Meticulous planning is required to ensure that the detailed specifications for the maintenance of the jets and helicopters are complied with at all times, but that the fleet still remains fully operational. The primary objective is to keep the downtimes in the hangar to an absolute minimum while at the same time ensuring maximum safety and quality, so that the aircraft are ready for action again as soon as possible. The procedure for performing the maintenance activities is as follows:
1. The annual plan
The two Nominated Persons Continuing Airworthiness each draw up an annual plan containing all the scheduled maintenance tasks for the 20 helicopters and three ambulance jets. On paper, the time sequence is clear: maintenance is prescribed after a certain number of flying hours or months. With the Airbus Helicopters H145 helicopters, for example, this is the case after every 400 flying hours or 12 months, and with the AgustaWestland Da Vinci helicopters after every 200 flying hours or 6 months. The specifications must be strictly complied with. However, if Rega flies many missions, the maintenance intervals are shorter and the planning schedule has to be modified. Unexpected defects and crew training also need to be taken into account.
A minor periodic inspection on the Da Vinci helicopter, for instance, takes around seven days and on the ambulance jet about five days. In contrast, a complex check, such as that conducted on the Rega jets every four years, lasts between one and two months.
2. The work package
Based on the annual plan, the fleet manager responsible draws up a work package, comprising the documents with all the detailed information relating to the aircraft maintenance. This work package is created about three weeks before the actual maintenance event, so that the logisticians in the warehouse can supply the required material. The work package is subsequently passed on to the supervisor, who guides the maintenance team through the maintenance event and is responsible for the entire process.

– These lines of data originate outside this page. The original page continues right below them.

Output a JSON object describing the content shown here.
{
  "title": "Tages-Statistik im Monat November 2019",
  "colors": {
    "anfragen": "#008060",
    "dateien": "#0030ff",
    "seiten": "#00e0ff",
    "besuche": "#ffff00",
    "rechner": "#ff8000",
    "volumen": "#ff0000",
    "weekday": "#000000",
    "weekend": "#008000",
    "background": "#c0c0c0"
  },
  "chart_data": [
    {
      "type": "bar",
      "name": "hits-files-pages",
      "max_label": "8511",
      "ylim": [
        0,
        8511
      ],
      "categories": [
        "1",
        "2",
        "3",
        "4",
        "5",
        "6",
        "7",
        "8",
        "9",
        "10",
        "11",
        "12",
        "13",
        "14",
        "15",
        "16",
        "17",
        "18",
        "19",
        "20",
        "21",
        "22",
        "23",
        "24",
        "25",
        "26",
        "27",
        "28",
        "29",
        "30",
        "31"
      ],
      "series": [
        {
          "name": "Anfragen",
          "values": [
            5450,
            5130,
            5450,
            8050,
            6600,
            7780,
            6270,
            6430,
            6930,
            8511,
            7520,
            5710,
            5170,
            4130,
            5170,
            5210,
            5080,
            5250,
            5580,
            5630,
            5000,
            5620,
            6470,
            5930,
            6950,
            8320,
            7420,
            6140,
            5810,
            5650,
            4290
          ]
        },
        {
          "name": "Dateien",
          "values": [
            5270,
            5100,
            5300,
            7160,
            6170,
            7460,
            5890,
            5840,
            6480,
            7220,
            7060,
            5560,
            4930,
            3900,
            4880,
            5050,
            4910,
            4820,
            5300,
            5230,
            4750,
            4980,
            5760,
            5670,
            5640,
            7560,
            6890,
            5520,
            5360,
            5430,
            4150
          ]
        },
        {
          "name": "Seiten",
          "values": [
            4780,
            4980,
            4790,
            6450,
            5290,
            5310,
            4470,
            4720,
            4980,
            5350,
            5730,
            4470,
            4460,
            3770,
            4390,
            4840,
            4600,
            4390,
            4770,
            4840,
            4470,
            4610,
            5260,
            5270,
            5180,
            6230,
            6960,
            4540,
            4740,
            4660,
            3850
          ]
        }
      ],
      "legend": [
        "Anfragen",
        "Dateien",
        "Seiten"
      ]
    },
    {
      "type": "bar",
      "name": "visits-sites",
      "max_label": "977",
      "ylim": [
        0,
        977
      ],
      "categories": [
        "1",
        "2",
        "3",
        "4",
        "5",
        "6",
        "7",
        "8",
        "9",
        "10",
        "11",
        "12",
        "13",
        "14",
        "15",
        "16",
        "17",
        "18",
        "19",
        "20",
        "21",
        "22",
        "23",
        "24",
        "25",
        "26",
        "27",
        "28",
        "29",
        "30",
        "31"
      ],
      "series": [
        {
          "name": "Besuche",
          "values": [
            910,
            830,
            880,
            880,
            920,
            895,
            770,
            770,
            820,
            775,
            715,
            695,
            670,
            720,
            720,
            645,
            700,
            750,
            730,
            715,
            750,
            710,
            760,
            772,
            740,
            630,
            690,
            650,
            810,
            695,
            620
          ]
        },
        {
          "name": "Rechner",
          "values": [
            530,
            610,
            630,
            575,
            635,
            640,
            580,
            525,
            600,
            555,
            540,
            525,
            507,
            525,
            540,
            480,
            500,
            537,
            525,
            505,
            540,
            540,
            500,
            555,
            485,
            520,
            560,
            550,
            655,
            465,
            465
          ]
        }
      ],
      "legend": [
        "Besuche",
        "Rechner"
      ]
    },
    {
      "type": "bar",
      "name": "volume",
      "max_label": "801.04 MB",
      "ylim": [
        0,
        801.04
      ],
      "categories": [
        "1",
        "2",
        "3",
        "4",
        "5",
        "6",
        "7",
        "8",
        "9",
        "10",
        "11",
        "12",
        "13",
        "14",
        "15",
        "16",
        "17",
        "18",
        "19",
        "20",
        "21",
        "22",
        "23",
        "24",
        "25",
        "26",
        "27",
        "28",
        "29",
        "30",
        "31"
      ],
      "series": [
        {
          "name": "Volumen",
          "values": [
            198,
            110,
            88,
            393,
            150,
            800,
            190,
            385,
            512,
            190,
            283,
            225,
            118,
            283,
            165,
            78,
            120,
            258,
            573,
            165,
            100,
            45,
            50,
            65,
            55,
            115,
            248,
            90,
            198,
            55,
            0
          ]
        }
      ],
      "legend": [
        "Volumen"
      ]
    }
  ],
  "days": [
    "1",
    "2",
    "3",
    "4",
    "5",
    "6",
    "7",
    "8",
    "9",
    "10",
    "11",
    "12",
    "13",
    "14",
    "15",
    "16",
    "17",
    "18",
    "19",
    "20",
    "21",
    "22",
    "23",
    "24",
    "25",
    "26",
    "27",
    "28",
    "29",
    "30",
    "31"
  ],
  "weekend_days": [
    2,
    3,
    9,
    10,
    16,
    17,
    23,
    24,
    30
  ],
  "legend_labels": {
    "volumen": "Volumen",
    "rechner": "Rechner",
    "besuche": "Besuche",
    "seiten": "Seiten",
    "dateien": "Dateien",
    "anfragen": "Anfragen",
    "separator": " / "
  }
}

3. The maintenance of the ambulance jets
After every repatriation mission, the Rega ambulance jets return to the hangar at the Rega Centre. The jet mechanics therefore see them almost every day and so are very familiar with the condition of the aircraft. They are also in close contact with the jet pilots; consequently, they are always well informed and
can rectify minor problems or faults immediately.
4. The maintenance of the helicopters
The rescue helicopters make their way to the hangar at the Rega Centre less frequently. When they are flown from a helicopter base to the Rega Centre for maintenance, after landing the mechanics perform an incoming check. On the ground, they check the running engines and all the systems, record the parameters
and visually inspect the helicopter for damage. Any deviations or defects are dealt with as quickly as possible.
5. The final check
After the mechanics have maintained and inspected the helicopter or jet as specified in the work package, the supervisor scrutinises the work that has been carried out. In the case of the helicopter, this is followed by a ground run and a technical check flight. During this flight, the helicopter mechanic accompanies the Rega works pilot and together they check all the systems and measure the vibrations on the rotor system. Subsequently, the rescue hoist is checked to make sure it is fully functional. The hoist cable is fully extended and retracted and also tested with weights in the course of a check flight.
The jet mechanics can start the engines themselves, power up the systems and check them. While a pilot is not necessary for this, the mechanics need an additional licence to perform this task.
6. Back in operation
Once the work and all the necessary checks have been successfully completed, a supervisor releases the helicopter or jet for return to service. The aircraft is now ready to be deployed again and can take off on missions once more.